Why do we check for "link-up" in *_pcie_valid_device()?

Mon Jan 8 03:03:34 PST 2018

Am Freitag, den 05.01.2018, 15:43 +0000 schrieb Lorenzo Pieralisi:
> On Fri, Jan 05, 2018 at 02:26:34PM +0000, Bharat Kumar Gogada wrote:
> > On Fri, Dec 22, 2017 at 01:02:28PM +0000, Bharat Kumar Gogada
> > wrote:
> > > Bjorn wrote:
> > > > In the PCI config access path, the *_pcie_valid_device()
> > > > functions in 
> > > > the dwc, altera, rockchip, and xilinx drivers all check whether
> > > > the 
> > > > link is up.
> > > > 
> > > > I think this is racy because the link may go down after we
> > > > check but 
> > > > before we perform the config access.
> > > > 
> > > > What would blow up if we removed the *_pcie_link_up() checks?
> > > > 
> > > > I'd like to either remove the checks or add comments about why
> > > > the 
> > > > race is acceptable.  If we've covered this before, I apologize.
> > > > Adding a comment will keep me from pestering you about this
> > > > again in 
> > > > the future.
> > > In both Xilinx driver cases when link is down, hardware responds
> > > by 
> > > AXI DECERR/SLVERR status which causes an exception, synchronous 
> > > external abort to CPU.  This causes system to hang, so we need
> > > this 
> > > check for both of our drivers.  We will add comments.
> > 
> > This is a problem, and checking whether the link is up is a
> > workaround but not a real solution.  That means your system may
> > hang if the link happens to go down at the wrong time.
> > 
> > A real solution would be to handle the synchronous external abort
> > so it doesn't cause a system hang.
> > 
> > Yes, I agree that this is workaround. For pcie-xilinx.c for arm32,
> > we can have fault handling similar to "imx6q_pcie_abort_handler" in
> > drivers/pci/dwc/pci-imx6.c.
> > Since this driver is same for Microblaze architecture also, it
> > requires separate handling.
> > 
> > For pcie-xilinx-nwl.c ARM64 as per link [1], linux kernel will hang
> > for the above AXI responses. 
> > As of now arm64 RAS is still work in progress [2].  
> > 
> > [1] https://www.spinics.net/lists/arm-kernel/msg624203.html
> > 
> > [2] https://patchwork.kernel.org/patch/9973967/
> > 
> > The check can be removed, if above issues were addressed.
> 
> I do not see why the above "issues" should be addressed in order to
> remove that check - as it was pointed out in this thread it just does
> not solve anything, so what's the reason for keeping it ?

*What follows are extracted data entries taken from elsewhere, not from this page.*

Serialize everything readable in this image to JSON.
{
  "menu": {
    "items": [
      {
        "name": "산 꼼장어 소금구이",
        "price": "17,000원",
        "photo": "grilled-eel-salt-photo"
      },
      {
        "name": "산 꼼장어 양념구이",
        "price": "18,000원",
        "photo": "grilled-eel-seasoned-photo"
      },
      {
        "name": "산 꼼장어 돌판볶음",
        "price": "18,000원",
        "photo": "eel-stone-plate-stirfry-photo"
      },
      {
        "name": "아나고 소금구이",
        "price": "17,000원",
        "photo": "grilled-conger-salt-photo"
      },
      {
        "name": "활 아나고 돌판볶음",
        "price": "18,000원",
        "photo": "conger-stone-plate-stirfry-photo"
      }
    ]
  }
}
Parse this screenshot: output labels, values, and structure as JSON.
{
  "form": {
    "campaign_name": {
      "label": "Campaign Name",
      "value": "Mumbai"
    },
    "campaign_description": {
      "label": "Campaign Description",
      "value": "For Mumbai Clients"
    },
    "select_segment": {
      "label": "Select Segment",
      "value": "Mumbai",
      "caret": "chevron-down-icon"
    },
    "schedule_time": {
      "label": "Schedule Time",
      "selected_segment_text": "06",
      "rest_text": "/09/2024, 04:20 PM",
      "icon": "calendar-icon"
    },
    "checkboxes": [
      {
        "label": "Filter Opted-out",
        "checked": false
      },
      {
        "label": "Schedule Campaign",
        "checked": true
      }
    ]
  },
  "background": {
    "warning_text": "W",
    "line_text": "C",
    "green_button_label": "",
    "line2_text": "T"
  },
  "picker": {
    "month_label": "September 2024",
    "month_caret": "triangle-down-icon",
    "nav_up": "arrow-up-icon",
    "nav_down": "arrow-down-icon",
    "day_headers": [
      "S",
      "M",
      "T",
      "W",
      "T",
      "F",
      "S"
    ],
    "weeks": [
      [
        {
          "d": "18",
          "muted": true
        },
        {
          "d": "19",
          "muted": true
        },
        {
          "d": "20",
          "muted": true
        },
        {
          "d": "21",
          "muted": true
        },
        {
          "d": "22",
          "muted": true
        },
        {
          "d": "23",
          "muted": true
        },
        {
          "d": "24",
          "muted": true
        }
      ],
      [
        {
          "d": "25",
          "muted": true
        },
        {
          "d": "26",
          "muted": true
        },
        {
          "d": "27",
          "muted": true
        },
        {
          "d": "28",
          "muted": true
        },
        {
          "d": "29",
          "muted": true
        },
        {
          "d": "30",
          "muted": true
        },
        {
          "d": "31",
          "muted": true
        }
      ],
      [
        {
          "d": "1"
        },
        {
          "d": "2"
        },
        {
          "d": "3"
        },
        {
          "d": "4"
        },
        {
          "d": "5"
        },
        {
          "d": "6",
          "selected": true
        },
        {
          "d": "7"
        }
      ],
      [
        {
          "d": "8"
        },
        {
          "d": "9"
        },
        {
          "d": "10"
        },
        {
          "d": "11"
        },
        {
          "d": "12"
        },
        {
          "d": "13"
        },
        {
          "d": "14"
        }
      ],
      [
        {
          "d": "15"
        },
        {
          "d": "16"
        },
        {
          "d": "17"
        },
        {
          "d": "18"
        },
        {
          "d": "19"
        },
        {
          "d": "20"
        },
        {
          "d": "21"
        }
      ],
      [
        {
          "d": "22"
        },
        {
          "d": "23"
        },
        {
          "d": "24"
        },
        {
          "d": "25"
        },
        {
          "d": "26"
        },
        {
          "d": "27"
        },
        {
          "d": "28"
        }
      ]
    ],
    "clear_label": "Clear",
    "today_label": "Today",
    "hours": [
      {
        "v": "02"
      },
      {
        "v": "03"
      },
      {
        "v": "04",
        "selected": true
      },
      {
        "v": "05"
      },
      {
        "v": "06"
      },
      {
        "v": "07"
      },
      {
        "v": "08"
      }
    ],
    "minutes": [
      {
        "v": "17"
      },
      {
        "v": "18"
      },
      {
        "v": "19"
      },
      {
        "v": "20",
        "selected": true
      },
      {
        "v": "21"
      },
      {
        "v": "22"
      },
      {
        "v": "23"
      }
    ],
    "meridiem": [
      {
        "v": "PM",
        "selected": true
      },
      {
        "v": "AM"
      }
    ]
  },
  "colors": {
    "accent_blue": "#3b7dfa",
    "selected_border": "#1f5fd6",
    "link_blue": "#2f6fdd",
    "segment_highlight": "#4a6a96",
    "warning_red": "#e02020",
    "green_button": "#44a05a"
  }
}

I solves the issue that you hang the system on PCIe enumeration in 100%
of the cases when the link is down and you don't have the abort handler
in place.

It doesn't solve the race issue, but that is a lot less likely to be
hit in the real world. I guess it's not a good idea to remove something
that covers 98% of the problem just because it doesn't cover the
remaining 2%, right?

Regards,
Lucas